Broccoli is usually eaten cooked. Adventurous people roast it, or make a purée from it. But what most people don’t realise is that you can eat broccoli raw as well: it makes a delicious salad. I’ve known this for quite a while, since the salad bar at the restaurant at my old job served a delicious broccoli salad (and some other delicious salads as well). Unfortunately, I’ve never been able to recreate that salad, and the recipes for broccoli salad that I found always disappointed me. This recipe isn’t an approximation of that restaurant salad, but that doesn’t matter, because this one is delicious as well!
This salad is perfect as a side with roast potatoes and grilled chicken, but it is also a great buffet dish (for example for a BBQ). And the leftovers are perfect for lunch, with some toast or some grains (bulghur or barley would be delicious), and some sliced leftover chicken (or beef, or pork, or tofu).
Broccoli slaw (serves 4-6)
From The Smitten Kitchen Cookbook
2 heads broccoli (about 350-450 g each)
45 g thinly sliced almonds, toasted
40 g dried cranberries, coarsely chopped
120 ml buttermilk (or mix a few tbsp yoghurt with milk)
120 ml mayonnaise
2 tbsp apple cider vinegar
1 tsp sugar
1/2 tsp salt
1/2 small red onion, finely chopped
Trim the broccoli, and chop it into large chunks, then cut each chunk into thin slices.

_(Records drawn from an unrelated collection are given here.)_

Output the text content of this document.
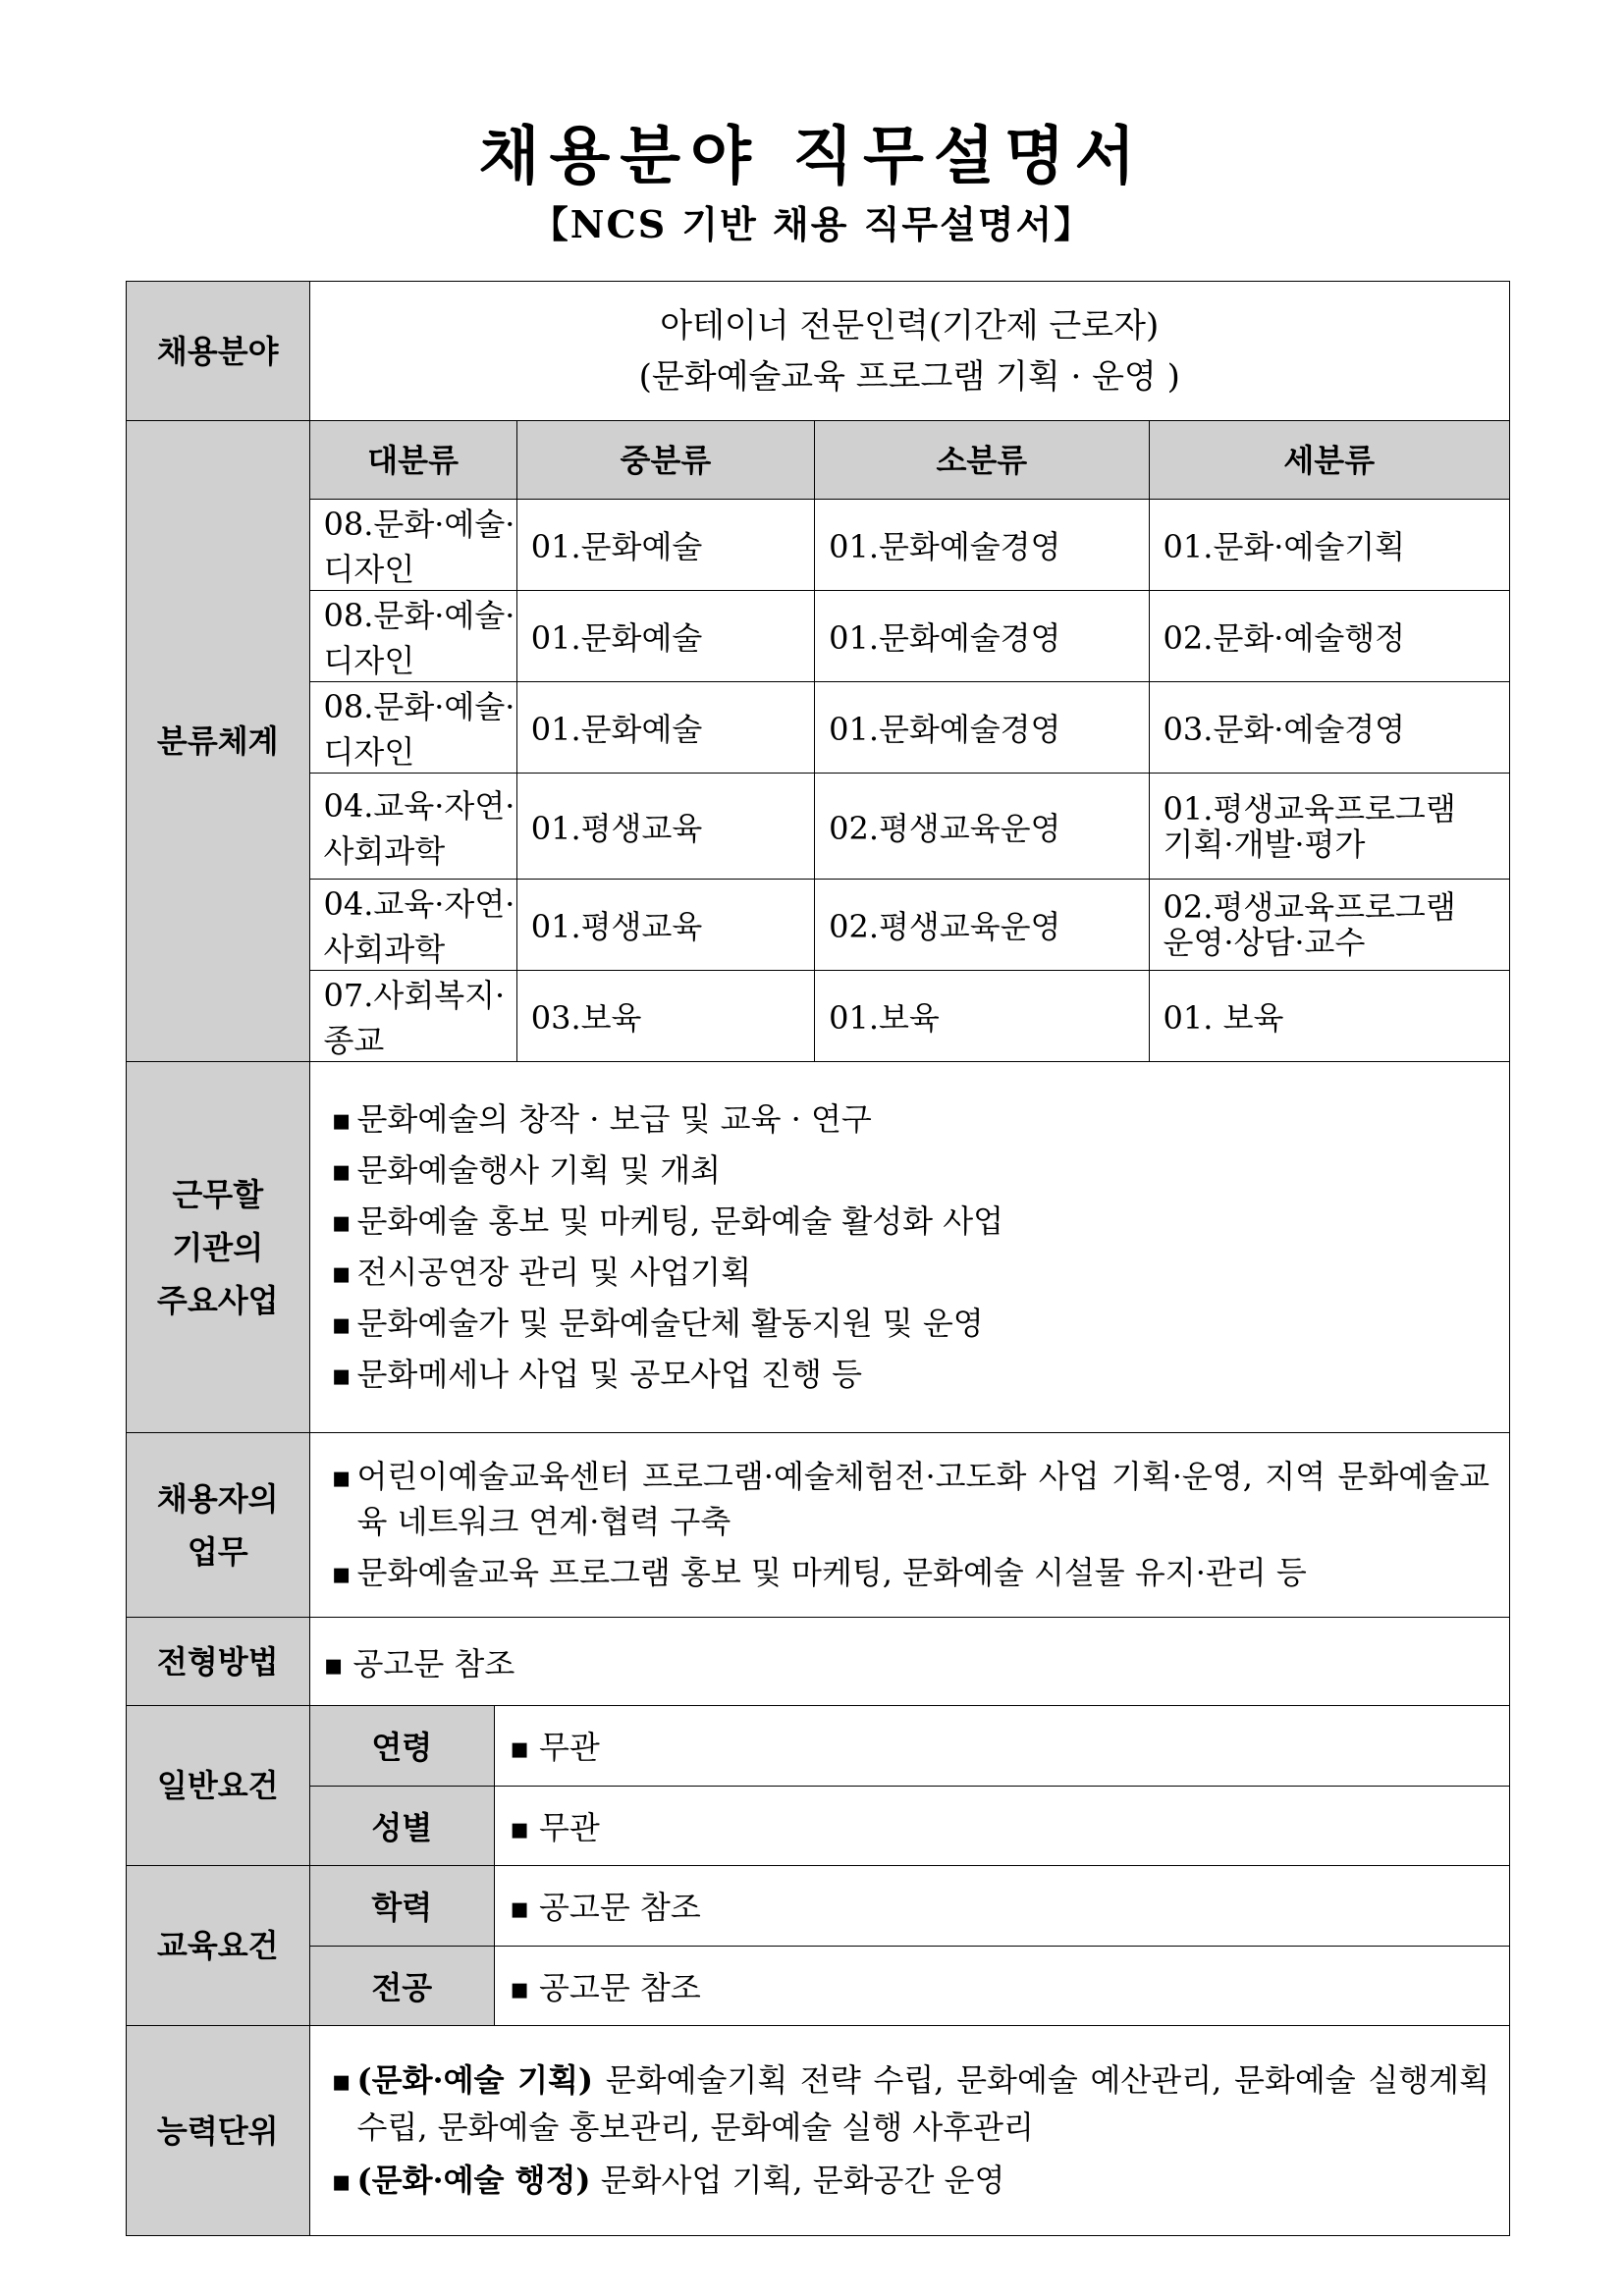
채용분야 직무설명서
【NCS 기반 채용 직무설명서】
채용분야	
아테이너 전문인력(기간제 근로자)
(문화예술교육 프로그램 기획 · 운영 )

분류체계	대분류	중분류	소분류	세분류
08.문화·예술·디자인	01.문화예술	01.문화예술경영	01.문화·예술기획
08.문화·예술·디자인	01.문화예술	01.문화예술경영	02.문화·예술행정
08.문화·예술·디자인	01.문화예술	01.문화예술경영	03.문화·예술경영
04.교육·자연·사회과학	01.평생교육	02.평생교육운영	01.평생교육프로그램
기획·개발·평가
04.교육·자연·사회과학	01.평생교육	02.평생교육운영	02.평생교육프로그램
운영·상담·교수
07.사회복지·종교	03.보육	01.보육	01. 보육

근무할
기관의
주요사업

▪ 문화예술의 창작 · 보급 및 교육 · 연구
▪ 문화예술행사 기획 및 개최
▪ 문화예술 홍보 및 마케팅, 문화예술 활성화 사업
▪ 전시공연장 관리 및 사업기획
▪ 문화예술가 및 문화예술단체 활동지원 및 운영
▪ 문화메세나 사업 및 공모사업 진행 등

채용자의
업무

▪ 어린이예술교육센터 프로그램·예술체험전·고도화 사업 기획·운영, 지역 문화예술교육 네트워크 연계·협력 구축
▪ 문화예술교육 프로그램 홍보 및 마케팅, 문화예술 시설물 유지·관리 등

전형방법	▪공고문 참조
일반요건	
연령	▪무관
성별	▪무관

교육요건	
학력	▪공고문 참조
전공	▪공고문 참조

능력단위	
▪ (문화·예술 기획) 문화예술기획 전략 수립, 문화예술 예산관리, 문화예술 실행계획수립, 문화예술 홍보관리, 문화예술 실행 사후관리
▪ (문화·예술 행정) 문화사업 기획, 문화공간 운영
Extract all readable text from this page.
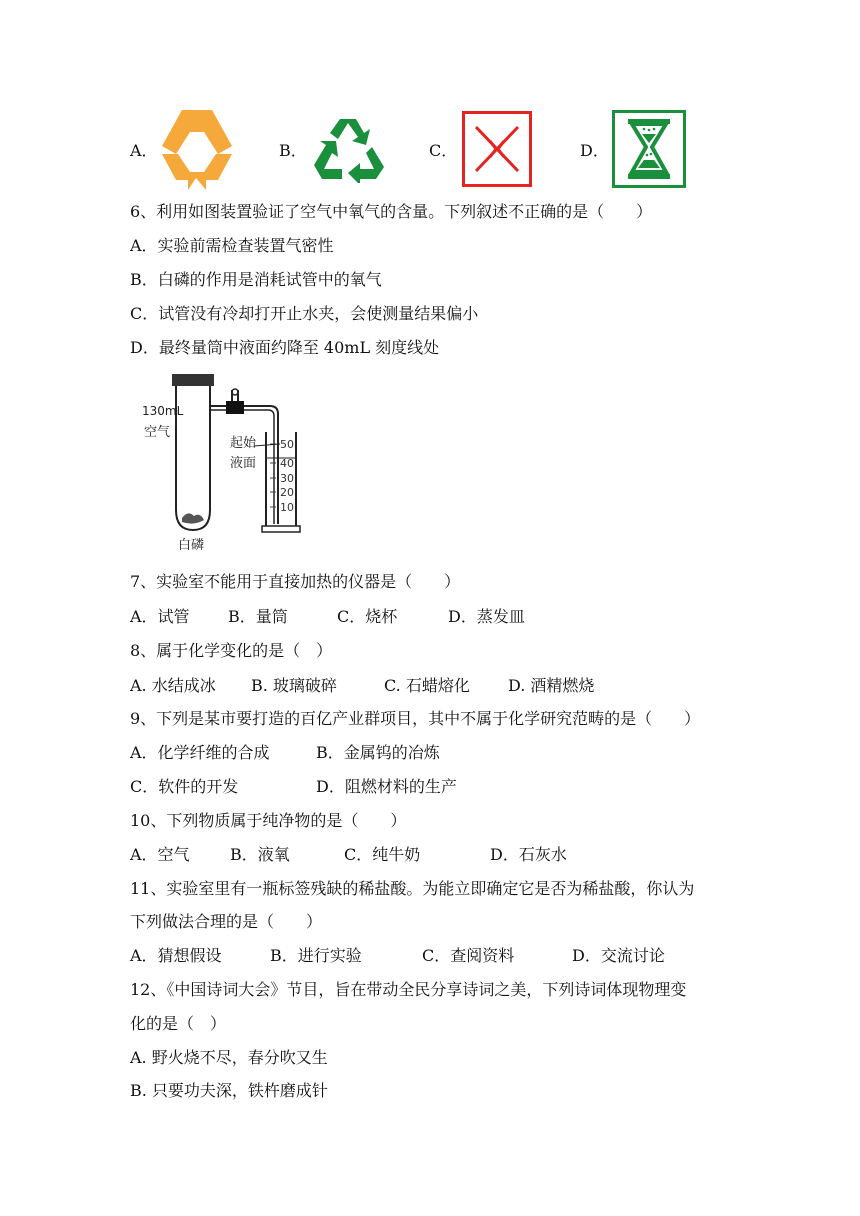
A．	B．	C．	D．
6、利用如图装置验证了空气中氧气的含量。下列叙述不正确的是（　　）
A．实验前需检查装置气密性
B．白磷的作用是消耗试管中的氧气
C．试管没有冷却打开止水夹，会使测量结果偏小
D．最终量筒中液面约降至 40mL 刻度线处
130mL
空气
起始
液面
白磷
50
40
30
20
10
7、实验室不能用于直接加热的仪器是（　　）
A．试管 B．量筒	C．烧杯	D．蒸发皿
8、属于化学变化的是（　）
A. 水结成冰 B. 玻璃破碎	C. 石蜡熔化 D. 酒精燃烧
9、下列是某市要打造的百亿产业群项目，其中不属于化学研究范畴的是（　　）
A．化学纤维的合成	B．金属钨的冶炼
C．软件的开发	D．阻燃材料的生产
10、下列物质属于纯净物的是（　　）
A．空气	B．液氧	C．纯牛奶	D．石灰水
11、实验室里有一瓶标签残缺的稀盐酸。为能立即确定它是否为稀盐酸，你认为
下列做法合理的是（　　）
A．猜想假设	B．进行实验	C．查阅资料	D．交流讨论
12、《中国诗词大会》节目，旨在带动全民分享诗词之美，下列诗词体现物理变
化的是（　）
A. 野火烧不尽，春分吹又生
B. 只要功夫深，铁杵磨成针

Cut the stems into matchsticks, the florets can stay just sliced, because those are more tender than the stems.
Mix the broccoli with the almonds and cranberries. Make the dressing by whisking buttermilk, mayonnaise, vinegar and salt until smooth. Stir in the onion and leave for 10 minutes to mellow it. Season with pepper.
Mix the dressing with the broccoli and stir until everything is even coated. Serve immediately, or store in an airtight container for 2-3 days in the fridge.